心の底から鬼気迫る表情に、ククゥは思わずそこから視線を逸らして川の水面を見て――そこでぎょっとした。
水面から、ぬっと腕が突き出ていた。
流れてきた死体などではないことを示すように、ゆっくりと左右に振られて、そしてとぷんと水中に潜る。

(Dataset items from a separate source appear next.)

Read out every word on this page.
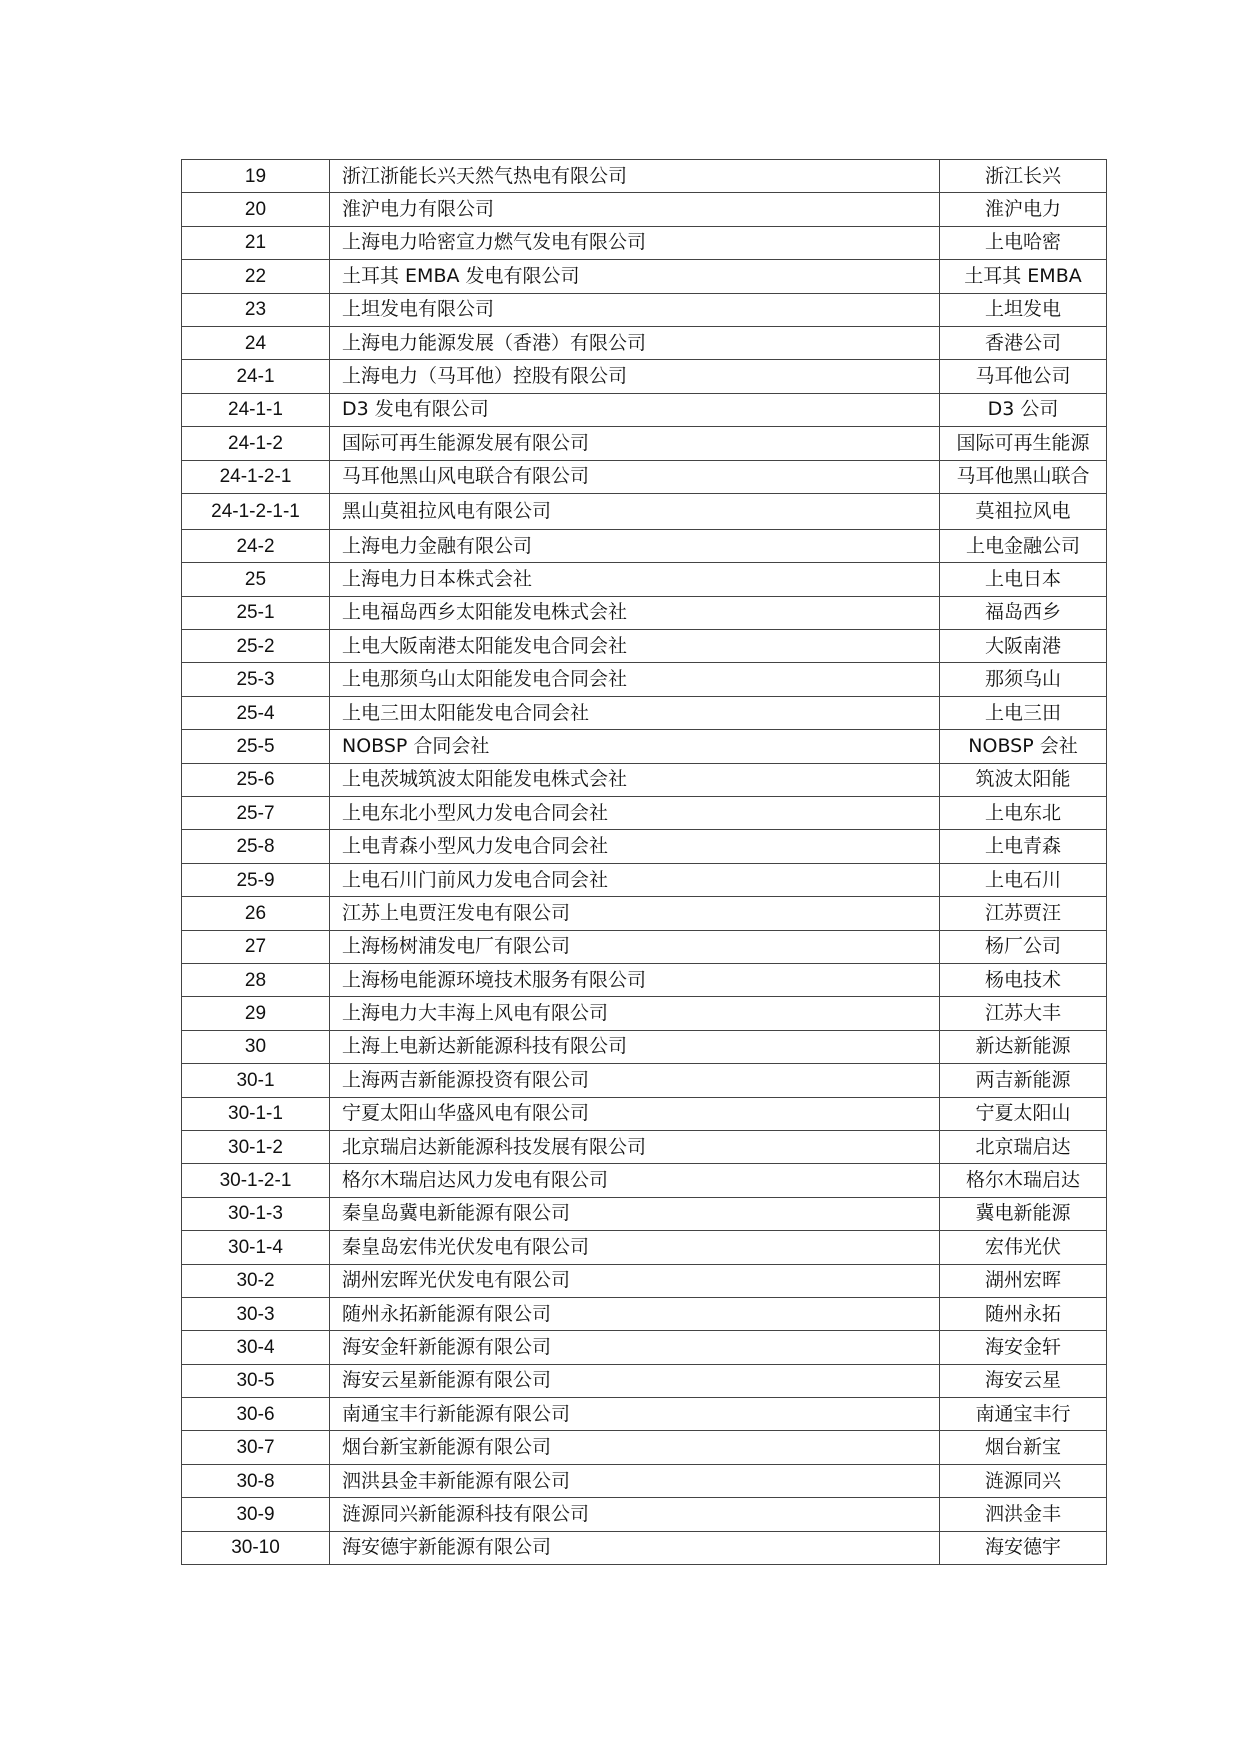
19	浙江浙能长兴天然气热电有限公司	浙江长兴
20	淮沪电力有限公司	淮沪电力
21	上海电力哈密宣力燃气发电有限公司	上电哈密
22	土耳其 EMBA 发电有限公司	土耳其 EMBA
23	上坦发电有限公司	上坦发电
24	上海电力能源发展（香港）有限公司	香港公司
24-1	上海电力（马耳他）控股有限公司	马耳他公司
24-1-1	D3 发电有限公司	D3 公司
24-1-2	国际可再生能源发展有限公司	国际可再生能源
24-1-2-1	马耳他黑山风电联合有限公司	马耳他黑山联合
24-1-2-1-1	黑山莫祖拉风电有限公司	莫祖拉风电
24-2	上海电力金融有限公司	上电金融公司
25	上海电力日本株式会社	上电日本
25-1	上电福岛西乡太阳能发电株式会社	福岛西乡
25-2	上电大阪南港太阳能发电合同会社	大阪南港
25-3	上电那须乌山太阳能发电合同会社	那须乌山
25-4	上电三田太阳能发电合同会社	上电三田
25-5	NOBSP 合同会社	NOBSP 会社
25-6	上电茨城筑波太阳能发电株式会社	筑波太阳能
25-7	上电东北小型风力发电合同会社	上电东北
25-8	上电青森小型风力发电合同会社	上电青森
25-9	上电石川门前风力发电合同会社	上电石川
26	江苏上电贾汪发电有限公司	江苏贾汪
27	上海杨树浦发电厂有限公司	杨厂公司
28	上海杨电能源环境技术服务有限公司	杨电技术
29	上海电力大丰海上风电有限公司	江苏大丰
30	上海上电新达新能源科技有限公司	新达新能源
30-1	上海两吉新能源投资有限公司	两吉新能源
30-1-1	宁夏太阳山华盛风电有限公司	宁夏太阳山
30-1-2	北京瑞启达新能源科技发展有限公司	北京瑞启达
30-1-2-1	格尔木瑞启达风力发电有限公司	格尔木瑞启达
30-1-3	秦皇岛冀电新能源有限公司	冀电新能源
30-1-4	秦皇岛宏伟光伏发电有限公司	宏伟光伏
30-2	湖州宏晖光伏发电有限公司	湖州宏晖
30-3	随州永拓新能源有限公司	随州永拓
30-4	海安金轩新能源有限公司	海安金轩
30-5	海安云星新能源有限公司	海安云星
30-6	南通宝丰行新能源有限公司	南通宝丰行
30-7	烟台新宝新能源有限公司	烟台新宝
30-8	泗洪县金丰新能源有限公司	涟源同兴
30-9	涟源同兴新能源科技有限公司	泗洪金丰
30-10	海安德宇新能源有限公司	海安德宇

それを横目に見た品の良い青年が、疲れ果てたような深い嘆息を漏らした。
「……とにかく、城に戻れ。説教はあとだ」
「いいだろう。誘いをかけてみたんだが、どうやら不発だったらしい。とんだ無駄足だった。……いや、そうでもないか」
おどけるように言ったラナハルが、面白そうな光を浮かべてこちらを見やる。
「おい、お前。名前は?」
大いに迷ってから、告げた。
「……ククゥ、です」
「ククゥ?」
顔をしかめたラナハルが、彼女の全身を上から下まで眺めるように視線を上下させる。
顎に手をあてて、ははあ、と頷いた。
それを見て不思議そうにした品の良い青年が、
「なにをしている。行くぞ、ラナハル。……ククゥ、すまなかった。これはほんのお詫びだ。受け取ってくれ」
差し出された手のひらには、真新しい輝きの銀貨が輝いていた。
ククゥは息を呑み、それから相手を見つめて、その優しげな表情に頬を染めて、
「――け、けっこうです!」
言って、あわててそこから逃げ出した。
一目散に駆け去っていく小柄な背中を見つめて、ウィザリムが呆然と呟いた。
「私がなにかしたか……?」
「お前はもう少し、洞察力を鍛えるべきなんじゃないかと思うね」
欠伸を噛み殺しながら、ラナハルは言った。